The same procedure is used when $q=7$.
The crucial point is that after entering an indirectly addressed location, at most one pending modification must be remembered. A second pending modification cannot arise, because the indirect location is forbidden to contain 7:7. Therefore the amount of auxiliary information that must be saved is bounded by a fixed constant, independent of the length of the indirect chain.
No stack is required.
(c)
A weaker restriction is obtained by forbidding only indirectly reachable occurrences of 7:7.
More precisely, permit locations to contain modification field 7:7, but require that whenever modification 7 follows a reference to a location $X$, the specification stored in $X$ is not 7:7.
Then instructions explicitly written as
LDA A,7:7
remain legal. The machine needs only one pending modification while evaluating the indirect reference at A.
What is excluded is a chain
A -> B -> C -> ...
in which an indirectly reached location again contains 7:7, creating nested suspensions of pending modifications. Such nesting is exactly what produces the unbounded stack requirement of part (a).
Under this milder restriction, arbitrarily deep chains of indirect references are still allowed, but the depth of simultaneously pending modification operations is bounded by one. Hence the address computation can be implemented with only a fixed number of temporary registers.
Verification
In part (a), after traversing a chain of $m$ locations whose modification fields are all 7:7, there are $m$ unfinished second modifications. Any correct evaluation must remember all of them until the chain terminates. Therefore storage proportional to $m$ is required.
In part (b), the prohibition of 7:7 in indirectly addressed locations guarantees that once a modification 7 has been entered, no further pair of pending modifications can be generated before the current indirect reference is resolved. A single temporary register therefore suffices.
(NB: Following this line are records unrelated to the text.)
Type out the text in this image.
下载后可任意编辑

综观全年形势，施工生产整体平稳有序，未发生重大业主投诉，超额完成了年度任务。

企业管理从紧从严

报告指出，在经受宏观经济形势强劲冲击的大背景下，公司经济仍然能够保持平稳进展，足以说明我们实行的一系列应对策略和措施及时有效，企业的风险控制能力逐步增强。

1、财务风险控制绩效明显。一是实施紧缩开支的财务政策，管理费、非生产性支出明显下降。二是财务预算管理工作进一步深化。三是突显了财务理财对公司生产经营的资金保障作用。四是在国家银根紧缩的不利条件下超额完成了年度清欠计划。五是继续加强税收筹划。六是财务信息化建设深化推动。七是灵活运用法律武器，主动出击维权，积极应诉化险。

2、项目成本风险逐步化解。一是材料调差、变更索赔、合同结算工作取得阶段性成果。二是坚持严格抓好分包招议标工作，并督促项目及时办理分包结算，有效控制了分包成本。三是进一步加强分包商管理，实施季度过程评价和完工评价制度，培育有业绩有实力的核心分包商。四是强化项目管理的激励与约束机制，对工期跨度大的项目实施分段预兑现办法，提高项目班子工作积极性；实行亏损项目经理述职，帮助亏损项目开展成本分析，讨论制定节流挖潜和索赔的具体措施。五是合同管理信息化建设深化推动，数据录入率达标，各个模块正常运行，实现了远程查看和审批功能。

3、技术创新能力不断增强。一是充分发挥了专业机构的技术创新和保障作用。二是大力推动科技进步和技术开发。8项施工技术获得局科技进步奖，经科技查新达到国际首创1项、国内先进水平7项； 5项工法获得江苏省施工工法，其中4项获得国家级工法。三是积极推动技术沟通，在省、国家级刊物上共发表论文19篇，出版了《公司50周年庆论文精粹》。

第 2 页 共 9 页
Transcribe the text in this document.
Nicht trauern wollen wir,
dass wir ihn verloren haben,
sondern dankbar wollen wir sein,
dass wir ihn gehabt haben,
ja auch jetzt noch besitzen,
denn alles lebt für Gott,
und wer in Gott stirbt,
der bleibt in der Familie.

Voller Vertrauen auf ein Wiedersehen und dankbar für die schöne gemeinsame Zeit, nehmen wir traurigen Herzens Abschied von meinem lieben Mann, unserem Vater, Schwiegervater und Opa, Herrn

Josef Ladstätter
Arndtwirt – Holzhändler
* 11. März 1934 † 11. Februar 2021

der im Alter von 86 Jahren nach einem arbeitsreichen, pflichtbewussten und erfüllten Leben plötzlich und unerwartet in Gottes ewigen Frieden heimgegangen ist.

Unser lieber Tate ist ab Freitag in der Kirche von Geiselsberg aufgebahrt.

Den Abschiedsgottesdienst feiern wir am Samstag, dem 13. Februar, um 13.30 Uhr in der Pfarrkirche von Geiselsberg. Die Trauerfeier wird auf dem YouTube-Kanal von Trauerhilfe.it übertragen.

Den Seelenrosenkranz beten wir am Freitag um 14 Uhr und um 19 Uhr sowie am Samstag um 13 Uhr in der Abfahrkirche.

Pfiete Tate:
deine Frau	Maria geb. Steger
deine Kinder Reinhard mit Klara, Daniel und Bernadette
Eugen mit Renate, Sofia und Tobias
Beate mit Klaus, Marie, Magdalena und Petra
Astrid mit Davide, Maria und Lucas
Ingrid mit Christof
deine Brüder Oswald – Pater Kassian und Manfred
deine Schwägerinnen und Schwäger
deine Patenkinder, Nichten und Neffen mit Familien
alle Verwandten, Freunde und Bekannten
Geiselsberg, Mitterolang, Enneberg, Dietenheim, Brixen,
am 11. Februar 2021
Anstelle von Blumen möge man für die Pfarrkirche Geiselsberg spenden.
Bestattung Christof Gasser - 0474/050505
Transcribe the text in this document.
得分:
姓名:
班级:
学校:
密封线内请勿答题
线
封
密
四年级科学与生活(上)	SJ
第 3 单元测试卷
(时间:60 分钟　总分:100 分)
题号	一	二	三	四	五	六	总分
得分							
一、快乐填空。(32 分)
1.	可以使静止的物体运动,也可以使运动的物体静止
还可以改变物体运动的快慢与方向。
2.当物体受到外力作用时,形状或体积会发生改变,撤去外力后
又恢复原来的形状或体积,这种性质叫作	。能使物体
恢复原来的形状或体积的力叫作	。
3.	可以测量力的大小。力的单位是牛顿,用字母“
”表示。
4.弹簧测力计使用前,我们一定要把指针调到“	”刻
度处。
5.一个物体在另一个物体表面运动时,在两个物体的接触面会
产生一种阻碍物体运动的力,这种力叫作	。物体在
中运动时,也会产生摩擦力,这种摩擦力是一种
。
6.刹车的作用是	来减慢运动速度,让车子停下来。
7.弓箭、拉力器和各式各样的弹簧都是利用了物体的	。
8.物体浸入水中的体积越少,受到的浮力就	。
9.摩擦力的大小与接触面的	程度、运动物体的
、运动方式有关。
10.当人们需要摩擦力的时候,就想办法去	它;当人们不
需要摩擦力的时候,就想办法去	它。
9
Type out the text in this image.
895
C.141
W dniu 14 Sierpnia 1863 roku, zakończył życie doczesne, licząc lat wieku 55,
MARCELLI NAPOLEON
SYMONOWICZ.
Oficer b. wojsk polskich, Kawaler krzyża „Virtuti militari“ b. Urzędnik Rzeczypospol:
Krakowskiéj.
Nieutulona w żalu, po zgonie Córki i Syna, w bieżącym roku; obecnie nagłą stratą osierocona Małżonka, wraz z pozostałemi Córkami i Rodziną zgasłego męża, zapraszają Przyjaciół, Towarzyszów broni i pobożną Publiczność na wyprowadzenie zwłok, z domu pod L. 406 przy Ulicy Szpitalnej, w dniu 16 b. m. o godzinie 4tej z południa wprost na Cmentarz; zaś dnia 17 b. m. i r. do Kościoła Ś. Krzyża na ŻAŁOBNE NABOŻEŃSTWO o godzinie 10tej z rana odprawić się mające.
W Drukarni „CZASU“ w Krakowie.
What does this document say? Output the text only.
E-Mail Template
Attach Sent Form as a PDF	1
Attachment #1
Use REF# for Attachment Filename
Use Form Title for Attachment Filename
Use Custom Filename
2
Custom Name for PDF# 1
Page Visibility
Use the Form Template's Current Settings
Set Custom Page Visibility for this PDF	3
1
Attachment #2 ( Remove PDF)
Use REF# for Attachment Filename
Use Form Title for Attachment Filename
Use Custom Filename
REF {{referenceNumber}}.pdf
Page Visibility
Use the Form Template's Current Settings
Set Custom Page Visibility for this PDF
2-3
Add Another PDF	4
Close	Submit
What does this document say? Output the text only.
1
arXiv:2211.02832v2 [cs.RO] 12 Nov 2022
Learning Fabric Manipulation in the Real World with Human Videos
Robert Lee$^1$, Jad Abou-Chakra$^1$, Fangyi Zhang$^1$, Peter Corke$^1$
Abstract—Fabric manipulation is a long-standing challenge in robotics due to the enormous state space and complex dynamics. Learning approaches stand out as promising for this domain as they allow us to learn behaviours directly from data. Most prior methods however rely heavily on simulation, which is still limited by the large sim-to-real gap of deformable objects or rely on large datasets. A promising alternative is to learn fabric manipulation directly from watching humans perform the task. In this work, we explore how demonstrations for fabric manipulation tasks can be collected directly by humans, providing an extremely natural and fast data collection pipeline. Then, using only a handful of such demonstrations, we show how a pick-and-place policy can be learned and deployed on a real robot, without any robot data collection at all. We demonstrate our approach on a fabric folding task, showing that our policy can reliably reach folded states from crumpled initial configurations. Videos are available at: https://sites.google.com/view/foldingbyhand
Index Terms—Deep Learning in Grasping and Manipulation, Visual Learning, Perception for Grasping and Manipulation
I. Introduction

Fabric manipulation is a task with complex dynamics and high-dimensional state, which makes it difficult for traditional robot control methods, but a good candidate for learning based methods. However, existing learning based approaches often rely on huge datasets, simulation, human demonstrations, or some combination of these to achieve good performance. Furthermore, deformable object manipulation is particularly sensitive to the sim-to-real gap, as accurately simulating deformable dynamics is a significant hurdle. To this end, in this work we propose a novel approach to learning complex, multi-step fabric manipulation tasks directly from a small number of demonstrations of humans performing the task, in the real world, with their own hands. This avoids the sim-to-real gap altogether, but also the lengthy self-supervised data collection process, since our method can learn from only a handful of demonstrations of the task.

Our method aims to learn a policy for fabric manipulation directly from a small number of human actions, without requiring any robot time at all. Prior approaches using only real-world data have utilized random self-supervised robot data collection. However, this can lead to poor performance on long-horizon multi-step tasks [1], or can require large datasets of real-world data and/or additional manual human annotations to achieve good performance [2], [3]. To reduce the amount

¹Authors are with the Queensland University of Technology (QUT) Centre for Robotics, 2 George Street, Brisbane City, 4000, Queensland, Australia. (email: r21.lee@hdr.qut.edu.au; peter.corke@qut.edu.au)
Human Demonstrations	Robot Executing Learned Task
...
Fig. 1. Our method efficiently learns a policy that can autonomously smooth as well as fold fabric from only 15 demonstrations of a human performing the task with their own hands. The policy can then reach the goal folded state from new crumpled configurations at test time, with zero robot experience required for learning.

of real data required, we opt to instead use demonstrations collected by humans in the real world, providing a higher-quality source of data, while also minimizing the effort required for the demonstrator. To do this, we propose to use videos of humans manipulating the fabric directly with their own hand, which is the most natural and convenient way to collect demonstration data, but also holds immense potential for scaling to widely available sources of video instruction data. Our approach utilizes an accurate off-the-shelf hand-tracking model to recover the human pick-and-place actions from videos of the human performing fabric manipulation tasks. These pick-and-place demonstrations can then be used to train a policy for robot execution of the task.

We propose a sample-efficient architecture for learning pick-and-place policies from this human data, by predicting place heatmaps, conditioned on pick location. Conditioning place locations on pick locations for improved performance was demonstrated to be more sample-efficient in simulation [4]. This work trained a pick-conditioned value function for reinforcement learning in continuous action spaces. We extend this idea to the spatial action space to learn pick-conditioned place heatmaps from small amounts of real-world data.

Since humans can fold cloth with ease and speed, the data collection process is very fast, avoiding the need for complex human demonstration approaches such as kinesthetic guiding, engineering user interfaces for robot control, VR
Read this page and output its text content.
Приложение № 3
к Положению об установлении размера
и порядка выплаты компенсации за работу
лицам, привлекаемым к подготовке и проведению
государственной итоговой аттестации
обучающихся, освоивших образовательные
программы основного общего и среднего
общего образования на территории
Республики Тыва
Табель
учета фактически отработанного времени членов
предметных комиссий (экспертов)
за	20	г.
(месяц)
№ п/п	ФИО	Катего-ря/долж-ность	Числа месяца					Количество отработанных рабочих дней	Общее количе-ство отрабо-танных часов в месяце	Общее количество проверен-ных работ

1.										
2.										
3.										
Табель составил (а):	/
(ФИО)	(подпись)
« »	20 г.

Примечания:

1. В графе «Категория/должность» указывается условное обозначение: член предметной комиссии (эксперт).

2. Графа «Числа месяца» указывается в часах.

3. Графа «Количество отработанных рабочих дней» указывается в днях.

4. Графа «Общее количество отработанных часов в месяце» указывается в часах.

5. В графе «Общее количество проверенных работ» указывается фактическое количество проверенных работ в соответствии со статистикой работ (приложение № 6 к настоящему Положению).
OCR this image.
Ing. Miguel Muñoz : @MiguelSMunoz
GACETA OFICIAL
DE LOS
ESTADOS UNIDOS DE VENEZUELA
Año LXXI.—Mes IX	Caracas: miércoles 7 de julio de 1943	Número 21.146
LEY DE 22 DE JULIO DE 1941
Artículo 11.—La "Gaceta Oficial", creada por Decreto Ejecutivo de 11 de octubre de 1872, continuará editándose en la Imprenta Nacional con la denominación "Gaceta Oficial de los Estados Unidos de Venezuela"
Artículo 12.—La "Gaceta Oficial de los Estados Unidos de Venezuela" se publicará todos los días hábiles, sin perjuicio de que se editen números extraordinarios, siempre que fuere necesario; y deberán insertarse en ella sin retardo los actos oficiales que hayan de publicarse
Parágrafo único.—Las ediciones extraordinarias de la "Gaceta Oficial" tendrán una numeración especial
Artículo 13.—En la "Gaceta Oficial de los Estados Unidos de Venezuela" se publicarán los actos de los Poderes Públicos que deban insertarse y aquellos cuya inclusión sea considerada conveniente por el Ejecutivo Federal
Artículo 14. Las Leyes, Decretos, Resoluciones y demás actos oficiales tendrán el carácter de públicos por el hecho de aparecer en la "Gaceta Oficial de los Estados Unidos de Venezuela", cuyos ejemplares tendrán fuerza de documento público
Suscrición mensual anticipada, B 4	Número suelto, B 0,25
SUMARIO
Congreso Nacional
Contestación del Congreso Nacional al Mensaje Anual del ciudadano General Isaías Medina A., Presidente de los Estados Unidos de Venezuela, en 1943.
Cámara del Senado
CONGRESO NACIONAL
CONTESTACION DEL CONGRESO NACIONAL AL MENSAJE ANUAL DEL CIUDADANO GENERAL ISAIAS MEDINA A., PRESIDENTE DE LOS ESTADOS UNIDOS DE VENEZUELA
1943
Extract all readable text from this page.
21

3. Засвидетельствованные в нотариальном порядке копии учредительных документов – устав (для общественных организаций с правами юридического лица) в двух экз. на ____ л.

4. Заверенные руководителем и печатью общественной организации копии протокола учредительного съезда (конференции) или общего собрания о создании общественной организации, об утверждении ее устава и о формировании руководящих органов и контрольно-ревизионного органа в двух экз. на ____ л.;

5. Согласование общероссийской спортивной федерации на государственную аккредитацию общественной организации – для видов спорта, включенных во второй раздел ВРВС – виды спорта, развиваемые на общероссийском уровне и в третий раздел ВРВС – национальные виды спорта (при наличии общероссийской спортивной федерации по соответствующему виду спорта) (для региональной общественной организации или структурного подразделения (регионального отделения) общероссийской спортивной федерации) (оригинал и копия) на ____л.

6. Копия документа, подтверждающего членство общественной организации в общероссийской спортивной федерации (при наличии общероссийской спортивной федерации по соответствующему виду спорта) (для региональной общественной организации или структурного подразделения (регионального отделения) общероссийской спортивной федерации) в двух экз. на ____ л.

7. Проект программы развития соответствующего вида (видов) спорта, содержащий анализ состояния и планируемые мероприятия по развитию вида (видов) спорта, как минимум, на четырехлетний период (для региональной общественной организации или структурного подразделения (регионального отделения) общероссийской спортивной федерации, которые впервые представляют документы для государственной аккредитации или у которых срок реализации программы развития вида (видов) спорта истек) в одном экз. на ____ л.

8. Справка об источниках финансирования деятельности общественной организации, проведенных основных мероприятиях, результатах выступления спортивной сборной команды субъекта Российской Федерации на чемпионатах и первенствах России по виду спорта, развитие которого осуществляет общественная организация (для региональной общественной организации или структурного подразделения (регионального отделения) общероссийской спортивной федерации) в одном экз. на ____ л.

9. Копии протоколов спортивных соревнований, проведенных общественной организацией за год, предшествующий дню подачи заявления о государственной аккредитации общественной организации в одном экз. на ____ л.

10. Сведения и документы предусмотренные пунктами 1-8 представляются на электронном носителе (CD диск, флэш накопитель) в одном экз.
In part (c), the proposed restriction eliminates exactly the source of unbounded nesting while allowing more programs than the blanket prohibition of exercise 3. The hardware requirement remains bounded.
Notes
The essential distinction is between the length of an indirect-address chain and the depth of unresolved modification operations. Long chains can be processed iteratively. Unbounded nesting of 7:7 requires a stack. The restriction of exercise 3 eliminates such nesting completely; the restriction of part (c) eliminates only the nested cases.